The conversation about extending the timeframe "wasn't at my level," Dillingham testified. He said his focus is moving "as rapidly as possible and to get a complete and accurate count as soon as possible."
Rep. Jimmy Gomez, a California Democrat, accused Dillingham of ceding control of the traditionally non-political census operation.
"It seems like there's an obvious pattern that you are not in control of the Census Bureau, and the political appointees of this administration are," Gomez said.
Dillingham responded that he is "not involved directly with the Hill negotiations on revising the schedule."
Dillingham's predecessor as Census director, John Thompson, testified at the hearing that "not extending those deadlines is going to put tremendous pressure on the Census Bureau."
"It's not clear what kind of quality counts they can produce if they don't get the extension, so it could be a really big problem," Thompson said.
About 63% of households have responded to the 2020 census. To boost response rates, it now plans to send an additional mailing to some households in September and begin telephone calls to some households that have not replied.

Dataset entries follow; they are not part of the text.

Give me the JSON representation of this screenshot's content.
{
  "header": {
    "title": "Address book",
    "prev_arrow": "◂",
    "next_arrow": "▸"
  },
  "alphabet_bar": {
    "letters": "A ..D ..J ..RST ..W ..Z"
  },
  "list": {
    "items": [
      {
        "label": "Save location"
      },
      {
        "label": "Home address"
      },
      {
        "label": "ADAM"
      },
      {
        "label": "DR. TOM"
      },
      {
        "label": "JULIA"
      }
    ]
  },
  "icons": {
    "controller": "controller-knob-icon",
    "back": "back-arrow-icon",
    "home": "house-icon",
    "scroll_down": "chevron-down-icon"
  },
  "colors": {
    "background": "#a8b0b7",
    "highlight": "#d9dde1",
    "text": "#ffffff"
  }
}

This census is the first that any household may answer online, and Dillingham said that since the website launched, it "has not had a single minute of downtime."
'I cannot answer or even give my personal views'
Dillingham told the panel that implementation of the citizenship order is underway as opponents challenge the directive in lawsuits.
"We have experts at the Census Bureau that are now beginning the process of looking at methodologies," he said. "That process is just beginning. The presidential memoranda just came out last week."
He said the group has not yet produced any reports on its work.
Dillingham declined to express his views on the directive itself, saying he is "not in a position where I can express my opinions with regard to the policy."
"I cannot answer or even give my personal views because my job as the Census Bureau director will be to execute the 2020 census," Dillingham said.
The order drew swift criticism from advocates for minorities and immigrant communities, including those who successfully fought the administration's attempt to include a citizenship question on the census form.
After his Supreme Court loss, Trump directed the Census Bureau
to collect citizenship data on immigration status from other federal and state agencies. The so-called administrative records was the method the bureau officials originally recommended when Commerce Secretary Wilbur Ross asked the agency to consider asking a citizenship question.